On top of the list is the underground stretch of the metro No 1 line between the Ben Thanh and Opera House stations and underground walking streets below Le Loi street and the September 23 Park in district 1, according to the department.
Besides, there will be more than 10 other underground projects along the metro line.
According to Le Hoang Chau, chairman of the HCM City Real Estate Association, underground projects will offer a new investment opportunity to investors. To modernise, it is necessary to develop underground spaces. It is the global trend and will profit the economy.
So in the next few years the underground property segment would be hot since it offers an ideal location for retailers and food and beverage outlets, he said.
Su Ngoc Khuong, director of Investment Savills Vietnams, said underground construction is an essential feature of compact cities, a new urban design concept.
This is a trend in modern cities to make transportation convenient for citizens, according to Khuong.

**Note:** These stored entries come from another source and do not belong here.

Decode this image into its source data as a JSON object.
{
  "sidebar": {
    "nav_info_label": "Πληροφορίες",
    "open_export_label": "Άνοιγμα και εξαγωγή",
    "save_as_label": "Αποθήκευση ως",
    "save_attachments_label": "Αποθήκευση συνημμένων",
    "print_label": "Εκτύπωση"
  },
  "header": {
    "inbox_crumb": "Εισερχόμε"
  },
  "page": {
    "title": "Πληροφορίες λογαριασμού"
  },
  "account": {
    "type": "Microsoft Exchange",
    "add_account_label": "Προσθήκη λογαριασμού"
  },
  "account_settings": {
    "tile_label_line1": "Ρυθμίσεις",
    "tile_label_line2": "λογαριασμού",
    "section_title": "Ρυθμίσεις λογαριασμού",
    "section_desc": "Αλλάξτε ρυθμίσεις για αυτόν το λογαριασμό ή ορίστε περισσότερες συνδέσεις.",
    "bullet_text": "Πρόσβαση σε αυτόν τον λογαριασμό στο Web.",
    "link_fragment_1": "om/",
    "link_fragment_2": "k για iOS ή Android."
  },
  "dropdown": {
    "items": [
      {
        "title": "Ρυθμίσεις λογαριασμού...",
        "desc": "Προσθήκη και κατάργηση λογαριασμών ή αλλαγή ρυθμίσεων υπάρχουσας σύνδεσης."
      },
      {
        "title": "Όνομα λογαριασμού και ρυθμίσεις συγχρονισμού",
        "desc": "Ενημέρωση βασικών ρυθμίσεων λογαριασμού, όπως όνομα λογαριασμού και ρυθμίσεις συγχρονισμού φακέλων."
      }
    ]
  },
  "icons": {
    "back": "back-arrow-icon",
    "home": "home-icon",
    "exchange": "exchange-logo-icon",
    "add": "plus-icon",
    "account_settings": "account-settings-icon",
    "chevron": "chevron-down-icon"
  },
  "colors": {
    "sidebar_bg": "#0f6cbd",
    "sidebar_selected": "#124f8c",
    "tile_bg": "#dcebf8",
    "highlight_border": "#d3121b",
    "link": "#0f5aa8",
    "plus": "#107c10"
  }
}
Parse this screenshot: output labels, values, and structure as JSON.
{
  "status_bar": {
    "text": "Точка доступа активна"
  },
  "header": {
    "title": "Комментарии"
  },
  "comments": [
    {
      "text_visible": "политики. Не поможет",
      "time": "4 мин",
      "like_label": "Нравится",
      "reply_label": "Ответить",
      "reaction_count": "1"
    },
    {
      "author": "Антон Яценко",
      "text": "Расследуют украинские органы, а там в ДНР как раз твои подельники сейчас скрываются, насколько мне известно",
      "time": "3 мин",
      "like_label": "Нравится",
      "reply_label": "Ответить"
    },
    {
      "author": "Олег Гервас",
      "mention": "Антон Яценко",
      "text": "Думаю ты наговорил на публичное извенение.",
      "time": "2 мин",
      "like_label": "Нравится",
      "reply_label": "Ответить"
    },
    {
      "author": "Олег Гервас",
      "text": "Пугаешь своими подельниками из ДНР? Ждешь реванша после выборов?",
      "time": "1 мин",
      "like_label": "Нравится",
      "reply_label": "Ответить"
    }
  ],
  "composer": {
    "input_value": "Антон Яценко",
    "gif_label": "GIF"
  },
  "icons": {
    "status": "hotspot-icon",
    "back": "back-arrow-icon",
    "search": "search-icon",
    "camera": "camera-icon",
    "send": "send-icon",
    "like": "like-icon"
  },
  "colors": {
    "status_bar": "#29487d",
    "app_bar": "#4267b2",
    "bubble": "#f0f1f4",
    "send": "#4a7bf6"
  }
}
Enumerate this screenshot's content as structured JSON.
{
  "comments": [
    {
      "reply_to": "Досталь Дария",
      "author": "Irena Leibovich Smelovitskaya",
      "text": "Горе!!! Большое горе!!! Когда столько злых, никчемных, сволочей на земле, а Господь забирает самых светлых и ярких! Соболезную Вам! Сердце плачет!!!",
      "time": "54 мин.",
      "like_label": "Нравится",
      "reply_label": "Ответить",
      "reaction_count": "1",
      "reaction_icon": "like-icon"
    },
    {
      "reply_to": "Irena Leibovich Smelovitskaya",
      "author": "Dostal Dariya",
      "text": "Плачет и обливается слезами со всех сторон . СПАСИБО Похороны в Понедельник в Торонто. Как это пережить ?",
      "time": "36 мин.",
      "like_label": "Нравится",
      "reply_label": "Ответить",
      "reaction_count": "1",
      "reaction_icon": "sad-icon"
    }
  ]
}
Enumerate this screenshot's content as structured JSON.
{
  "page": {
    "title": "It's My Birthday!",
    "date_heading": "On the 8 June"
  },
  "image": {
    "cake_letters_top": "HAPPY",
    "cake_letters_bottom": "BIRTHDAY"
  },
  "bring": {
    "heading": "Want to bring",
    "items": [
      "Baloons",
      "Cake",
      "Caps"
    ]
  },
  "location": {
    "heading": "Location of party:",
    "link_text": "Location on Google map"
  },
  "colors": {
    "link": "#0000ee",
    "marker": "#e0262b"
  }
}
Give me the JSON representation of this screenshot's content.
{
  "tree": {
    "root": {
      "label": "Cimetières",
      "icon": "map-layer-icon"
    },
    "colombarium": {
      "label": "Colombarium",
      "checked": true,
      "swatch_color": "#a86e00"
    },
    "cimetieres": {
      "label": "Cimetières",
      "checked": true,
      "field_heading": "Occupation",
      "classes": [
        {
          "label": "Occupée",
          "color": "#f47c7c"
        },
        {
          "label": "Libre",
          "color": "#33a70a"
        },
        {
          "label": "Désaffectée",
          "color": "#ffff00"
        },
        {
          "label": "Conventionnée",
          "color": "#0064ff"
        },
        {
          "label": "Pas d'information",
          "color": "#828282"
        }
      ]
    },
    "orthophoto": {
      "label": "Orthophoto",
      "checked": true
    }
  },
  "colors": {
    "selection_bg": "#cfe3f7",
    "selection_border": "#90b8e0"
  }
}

Underground development is an irreversible trend in HCM City that planners and investors are targeting thanks to its financial potential. When underground spaces are identified, there will be a new segment in the city’s real estate market.
But experts have warned that though the market has great potential it will not easily attract investors.
Chau said this was due to the high costs involved. He pointed to the proposed underground parking lots at Le Van Tam Park, Trong Dong Theatre and Hoa Lu Stadium, which had stalled because of funding problems.
A project becomes three times as costly when it moves below ground, he said, adding that to encourage investors, the city should have clear policies on land-use rights and land tax and offer financial support.
Another difficulty that dissuades investors from undertaking construction below ground is lack of data. Developers often do not know what is under a road. In some cases, after digging a road, investors have found cables and water pipes and have had to stop construction.
Khuong said this was still a new segment in the country and so developers were cautious. While foreign developers have an edge now, local rivals could study other markets and catch up with them, he said.
The competition was bound to be tough but that would be a positive sign for the real estate market, he said.